NBS and NR colocalize to the cell cytoplasm and nucleus. (A) The indicated fusion proteins were co-expressed with the cyan fluorescent protein (CFP) in Nicotiana benthamiana leaves via Agrobacterium tumefaciens. After 48 hr, fluorescence was monitored in epidermal cells by confocal microscopy. Bright field, chlorophyll, yellow fluorescent protein (YFP), cyan fluorescent protein (CFP), and merged fluorescence images are shown. Scale bars in images represent 50 μM. (B) Confocal micrographs of transiently expressed NBS-YFP and NR-CFP in Nicotiana benthamiana leaves showing they colocalize to the cytoplasm and nucleus. Bright field, chlorophyll, yellow fluorescent protein (YFP), cyan fluorescent protein (CFP), and merged fluorescence images are shown.
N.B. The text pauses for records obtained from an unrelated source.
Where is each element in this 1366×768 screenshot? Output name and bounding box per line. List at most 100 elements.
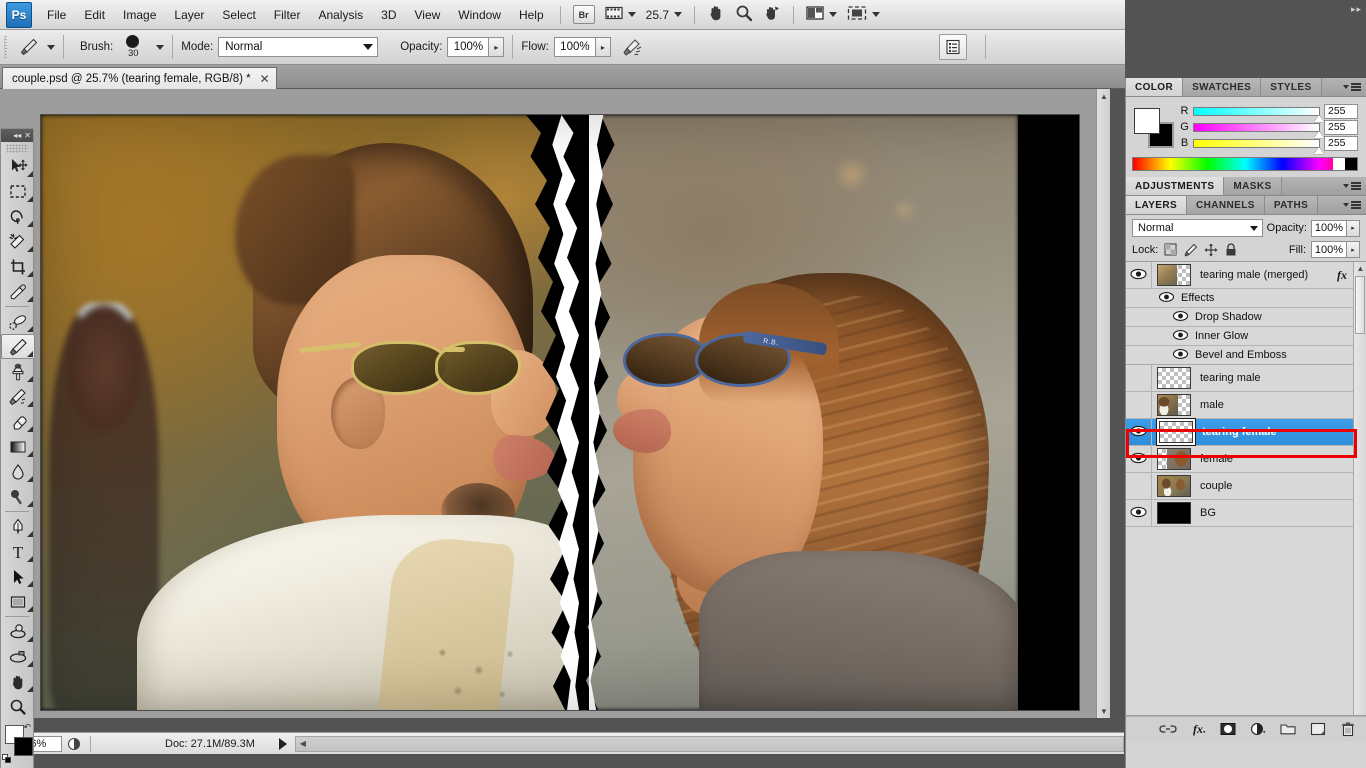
layer-row-bg[interactable]: BG (1126, 500, 1366, 527)
new-layer-icon[interactable] (1309, 720, 1327, 738)
status-flyout-arrow-icon[interactable] (278, 737, 287, 750)
history-brush-expand-icon[interactable] (27, 401, 33, 407)
tab-layers[interactable]: LAYERS (1126, 196, 1188, 214)
layers-panel-menu-icon[interactable] (1338, 196, 1366, 214)
screen-mode-button[interactable] (842, 4, 885, 26)
hand-tool[interactable] (1, 669, 35, 694)
lasso-tool[interactable] (1, 204, 35, 229)
color-panel-foreground-swatch[interactable] (1134, 108, 1160, 134)
eye-icon[interactable] (1172, 348, 1189, 363)
view-extras-button[interactable] (600, 4, 641, 26)
channel-value-b[interactable]: 255 (1324, 135, 1358, 151)
layer-visibility-toggle[interactable] (1126, 419, 1152, 445)
eye-icon[interactable] (1172, 329, 1189, 344)
tab-masks[interactable]: MASKS (1224, 177, 1282, 195)
brush-tool[interactable] (1, 334, 35, 359)
lock-all-icon[interactable] (1223, 242, 1238, 257)
tab-styles[interactable]: STYLES (1261, 78, 1322, 96)
ramp-black-swatch[interactable] (1345, 158, 1357, 170)
opacity-slider-button[interactable]: ▸ (489, 37, 505, 57)
arrange-documents-button[interactable] (801, 4, 842, 26)
healing-brush-tool[interactable] (1, 309, 35, 334)
3d-rotate-tool[interactable] (1, 619, 35, 644)
preview-icon[interactable] (62, 737, 86, 751)
tools-collapse-icon[interactable]: ◂◂ (13, 131, 21, 140)
tab-swatches[interactable]: SWATCHES (1183, 78, 1262, 96)
path-selection-tool[interactable] (1, 564, 35, 589)
layers-scrollbar-thumb[interactable] (1355, 276, 1365, 334)
tab-channels[interactable]: CHANNELS (1187, 196, 1265, 214)
brush-panel-toggle[interactable] (939, 34, 967, 60)
hand-tool-expand-icon[interactable] (27, 686, 33, 692)
lock-transparency-icon[interactable] (1163, 242, 1178, 257)
layer-thumbnail[interactable] (1157, 394, 1191, 416)
channel-value-g[interactable]: 255 (1324, 119, 1358, 135)
scroll-up-arrow-icon[interactable]: ▲ (1097, 89, 1110, 103)
zoom-level-dropdown[interactable]: 25.7 (641, 4, 687, 26)
brush-preset-chevron-down-icon[interactable] (156, 44, 165, 50)
magic-wand-tool[interactable] (1, 229, 35, 254)
delete-layer-icon[interactable] (1339, 720, 1357, 738)
layer-row-tearing-male-merged[interactable]: tearing male (merged) fx (1126, 262, 1366, 289)
airbrush-toggle[interactable] (619, 35, 645, 59)
layer-row-female[interactable]: female (1126, 446, 1366, 473)
add-layer-style-icon[interactable]: fx (1189, 720, 1207, 738)
menu-edit[interactable]: Edit (75, 4, 114, 26)
magic-wand-expand-icon[interactable] (27, 246, 33, 252)
marquee-tool[interactable] (1, 179, 35, 204)
tab-color[interactable]: COLOR (1126, 78, 1184, 96)
dodge-expand-icon[interactable] (27, 501, 33, 507)
brush-tool-expand-icon[interactable] (27, 351, 33, 357)
layer-visibility-toggle[interactable] (1126, 446, 1152, 472)
crop-tool-expand-icon[interactable] (27, 271, 33, 277)
photoshop-logo[interactable]: Ps (6, 1, 32, 28)
layer-thumbnail[interactable] (1157, 264, 1191, 286)
layer-visibility-toggle[interactable] (1126, 392, 1152, 418)
move-tool-expand-icon[interactable] (27, 171, 33, 177)
lock-image-icon[interactable] (1183, 242, 1198, 257)
ramp-white-swatch[interactable] (1333, 158, 1345, 170)
dodge-tool[interactable] (1, 484, 35, 509)
blur-tool[interactable] (1, 459, 35, 484)
menu-3d[interactable]: 3D (372, 4, 405, 26)
eye-icon[interactable] (1172, 310, 1189, 325)
menu-view[interactable]: View (405, 4, 449, 26)
gradient-expand-icon[interactable] (27, 451, 33, 457)
history-brush-tool[interactable] (1, 384, 35, 409)
scroll-down-arrow-icon[interactable]: ▼ (1097, 704, 1110, 718)
add-layer-mask-icon[interactable] (1219, 720, 1237, 738)
menu-filter[interactable]: Filter (265, 4, 310, 26)
layer-thumbnail[interactable] (1157, 502, 1191, 524)
new-adjustment-layer-icon[interactable] (1249, 720, 1267, 738)
layers-vertical-scrollbar[interactable]: ▲ (1353, 262, 1366, 715)
healing-brush-expand-icon[interactable] (27, 326, 33, 332)
lock-position-icon[interactable] (1203, 242, 1218, 257)
rotate-view-button[interactable] (758, 4, 786, 26)
marquee-tool-expand-icon[interactable] (27, 196, 33, 202)
brush-preview[interactable]: 30 (118, 33, 148, 61)
layer-effects-group-row[interactable]: Effects (1126, 289, 1366, 308)
type-tool[interactable]: T (1, 539, 35, 564)
gradient-tool[interactable] (1, 434, 35, 459)
layers-scroll-up-icon[interactable]: ▲ (1354, 262, 1366, 275)
move-tool[interactable] (1, 154, 35, 179)
layer-visibility-toggle[interactable] (1126, 500, 1152, 526)
menu-window[interactable]: Window (449, 4, 510, 26)
swap-colors-icon[interactable]: ↶ (23, 722, 31, 733)
adjustments-panel-menu-icon[interactable] (1338, 177, 1366, 195)
layer-visibility-toggle[interactable] (1126, 365, 1152, 391)
pen-tool[interactable] (1, 514, 35, 539)
layer-blend-mode-select[interactable]: Normal (1132, 219, 1263, 237)
layers-list[interactable]: tearing male (merged) fx Effects Drop Sh… (1126, 261, 1366, 716)
type-expand-icon[interactable] (27, 556, 33, 562)
dock-collapse-icon[interactable]: ▸▸ (1351, 4, 1362, 15)
status-scroll-track[interactable]: ◀ (294, 735, 1124, 752)
options-bar-grip[interactable] (4, 36, 10, 58)
opacity-input[interactable]: 100% (447, 37, 490, 57)
layer-opacity-slider-button[interactable]: ▸ (1347, 219, 1360, 237)
clone-stamp-tool[interactable] (1, 359, 35, 384)
document-tab-close-icon[interactable]: ✕ (260, 72, 270, 86)
layer-thumbnail[interactable] (1157, 448, 1191, 470)
layer-thumbnail[interactable] (1159, 421, 1193, 443)
layer-row-male[interactable]: male (1126, 392, 1366, 419)
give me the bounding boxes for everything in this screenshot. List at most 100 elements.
Scale bars in images represent 50 μM.

Figure 8

Relative expression of NBS, and NR in different tissues of N. papyraceus and L. aestivum using reverse transcription quantitative PCR (RT-qPCR) analysis. Different plant tissues as indicated were harvested after flowering, and NpNBS (A), LaNBS (B), NpNR (C), LaNR (D) mRNA levels were measured by RT-qPCR analysis relative to expression in leaves. NpHISTONE and LaGAPDH were used as normalizer. Data are means ± SE of three biological repeats.